XAML-naamruimten en naamruimtetoewijzing voor WPF XAML
In dit onderwerp wordt de aanwezigheid en het doel van de twee XAML-naamruimtetoewijzingen uitgelegd, zoals vaak te vinden is in de hoofdtag van een WPF XAML-bestand. Er wordt ook beschreven hoe u vergelijkbare toewijzingen kunt maken voor het gebruik van elementen die zijn gedefinieerd in uw eigen code en/of binnen afzonderlijke assemblies.
Wat is een XAML-naamruimte
Een XAML-naamruimte is eigenlijk een uitbreiding van het concept van een XML-naamruimte. De technieken voor het opgeven van een XAML-naamruimte zijn afhankelijk van de syntaxis van de XML-naamruimte, de conventie van het gebruik van URI's als naamruimte-id's, het gebruik van voorvoegsels om te verwijzen naar meerdere naamruimten uit dezelfde markeringsbron, enzovoort. Het primaire concept dat wordt toegevoegd aan de XAML-definitie van de XML-naamruimte is dat een XAML-naamruimte zowel een bereik van uniekheid voor het gebruik van markeringen impliceert, en ook van invloed is op de manier waarop markeringentiteiten mogelijk worden ondersteund door specifieke CLR-naamruimten en assembly's waarnaar wordt verwezen. Deze laatste overweging wordt ook beïnvloed door het concept van een XAML-schemacontext. Maar voor de manier waarop WPF werkt met XAML-naamruimten, kunt u over het algemeen denken aan XAML-naamruimten in termen van een standaard XAML-naamruimte, de XAML-taalnaamruimte en eventuele andere XAML-naamruimten, zoals toegewezen door uw XAML-markeringen, rechtstreeks aan specifieke back-ups van CLR-naamruimten en assembly's waarnaar wordt verwezen.
De WPF- en XAML-naamruimtedeclaraties
In de naamruimtedeclaraties in de hoofdtag van veel XAML-bestanden ziet u dat er meestal twee XML-naamruimtedeclaraties zijn. De eerste declaratie wijst de algemene WPF-client/framework XAML-naamruimte toe als de standaardinstelling:
xmlns="http://schemas.microsoft.com/winfx/2006/xaml/presentation"
De tweede declaratie wijst een afzonderlijke XAML-naamruimte toe en wijst deze (meestal) toe aan het x:
voorvoegsel.
xmlns:x="http://schemas.microsoft.com/winfx/2006/xaml"
De relatie tussen deze declaraties is dat de x:
voorvoegseltoewijzing de intrinsieke elementen ondersteunt die deel uitmaken van de definitie van de XAML-taal en WPF één implementatie is die XAML als taal gebruikt en een woordenlijst definieert van de objecten voor XAML. Omdat het gebruik van de WPF-woordenlijst veel gebruikelijker is dan het gebruik van XAML intrinsieken, wordt de WPF-vocabulaire toegewezen als de standaardinstelling.
De x:
voorvoegselconventie voor het toewijzen van de intrinsieke XAML-taalondersteuning wordt gevolgd door projectsjablonen, voorbeeldcode en de documentatie van taalfuncties in deze SDK. De XAML-naamruimte definieert veel veelgebruikte functies die nodig zijn, zelfs voor eenvoudige WPF-toepassingen. Als u bijvoorbeeld code wilt toevoegen aan een XAML-bestand via een gedeeltelijke klasse, moet u die klasse een naam geven als het x:Class
kenmerk in het hoofdelement van het relevante XAML-bestand. Of elk element dat is gedefinieerd op een XAML-pagina die u wilt openen als een sleutelresource, moet het x:Key
kenmerk hebben ingesteld op het betreffende element. Zie voor meer informatie over deze en andere aspecten van XAML XAML in WPF of XAML-syntaxis in detail.

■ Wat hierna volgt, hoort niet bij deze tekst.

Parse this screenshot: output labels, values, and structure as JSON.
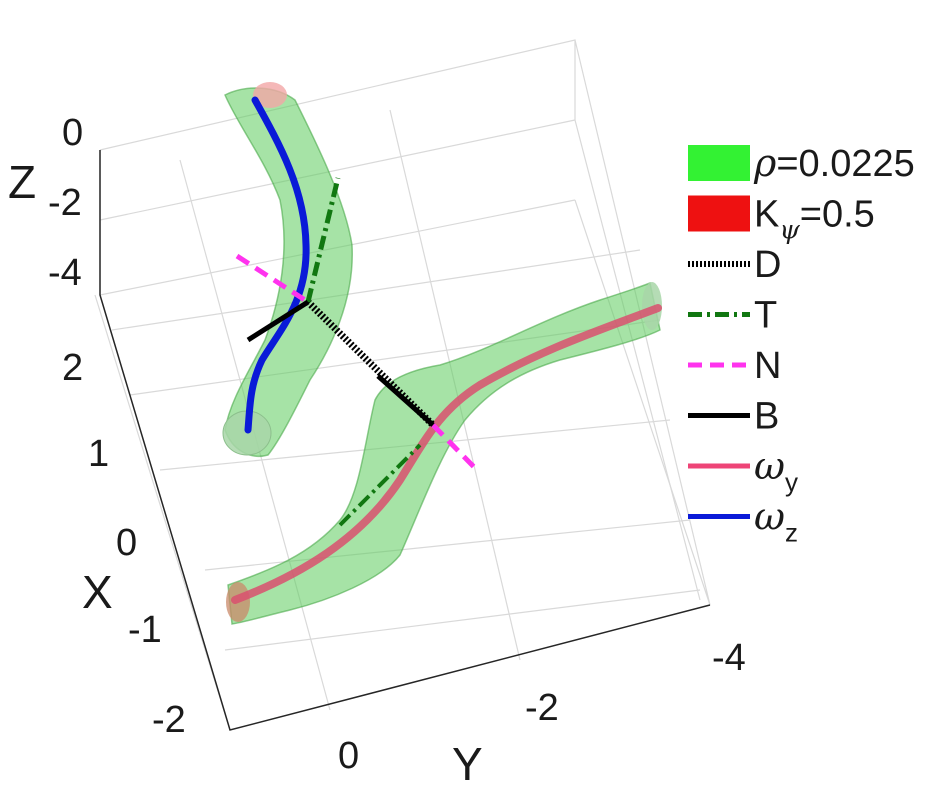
{
  "chart_data": {
    "type": "line",
    "axes": {
      "x": {
        "label": "X",
        "ticks": [
          "2",
          "1",
          "0",
          "-1",
          "-2"
        ]
      },
      "y": {
        "label": "Y",
        "ticks": [
          "0",
          "-2",
          "-4"
        ]
      },
      "z": {
        "label": "Z",
        "ticks": [
          "0",
          "-2",
          "-4"
        ]
      }
    },
    "grid": true,
    "legend_position": "right",
    "legend": [
      {
        "id": "rho",
        "sym": "ρ",
        "text": "=0.0225",
        "style": "patch",
        "color": "#33f233"
      },
      {
        "id": "kpsi",
        "main": "K",
        "sub": "ψ",
        "text": "=0.5",
        "style": "patch",
        "color": "#ee1111"
      },
      {
        "id": "D",
        "text": "D",
        "style": "dotted",
        "color": "#000000"
      },
      {
        "id": "T",
        "text": "T",
        "style": "dashdot",
        "color": "#117711"
      },
      {
        "id": "N",
        "text": "N",
        "style": "dashed",
        "color": "#ff33ee"
      },
      {
        "id": "B",
        "text": "B",
        "style": "solid",
        "color": "#000000"
      },
      {
        "id": "wy",
        "sym": "ω",
        "sub": "y",
        "style": "solid",
        "color": "#ee4477"
      },
      {
        "id": "wz",
        "sym": "ω",
        "sub": "z",
        "style": "solid",
        "color": "#0a1ad8"
      }
    ]
  }
}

Toewijzing aan aangepaste klassen en assemblies
U kunt XML-naamruimten toewijzen aan assembly's met behulp van een reeks tokens in een xmlns
-voorvoegseldeclaratie, vergelijkbaar met hoe de standaardnaamruimten van WPF en XAML-intrinsieke XAML-naamruimten aan voorvoegsels worden toegewezen.
De syntaxis gebruikt de volgende mogelijke benoemde tokens en de volgende waarden:
clr-namespace:
De CLR-naamruimte die is gedeclareerd in de assembly die de openbare typen bevat die als elementen moeten worden weergegeven.
assembly=
De assembly die enkele of alle van de genoemde CLR-naamruimten bevat. Deze waarde is doorgaans alleen de naam van de assembly, niet het pad en bevat niet de extensie (zoals .dll of .exe). Het pad naar die assembly moet in het projectbestand worden ingesteld als een projectverwijzing, waarin de XAML staat die u wilt toewijzen. Als u versiebeheer en ondertekening met een sterke naam wilt opnemen, kan de assembly
waarde een tekenreeks zijn zoals gedefinieerd door AssemblyName, in plaats van de eenvoudige tekenreeksnaam.
Let op dat het teken dat de clr-namespace
-token van de waarde scheidt een dubbelpunt (:) is, terwijl het teken dat de assembly
-token van de waarde scheidt een gelijkteken (=) is. Het teken dat tussen deze twee tokens moet worden gebruikt, is een puntkomma. Neem ook nergens in de declaratie witruimte op.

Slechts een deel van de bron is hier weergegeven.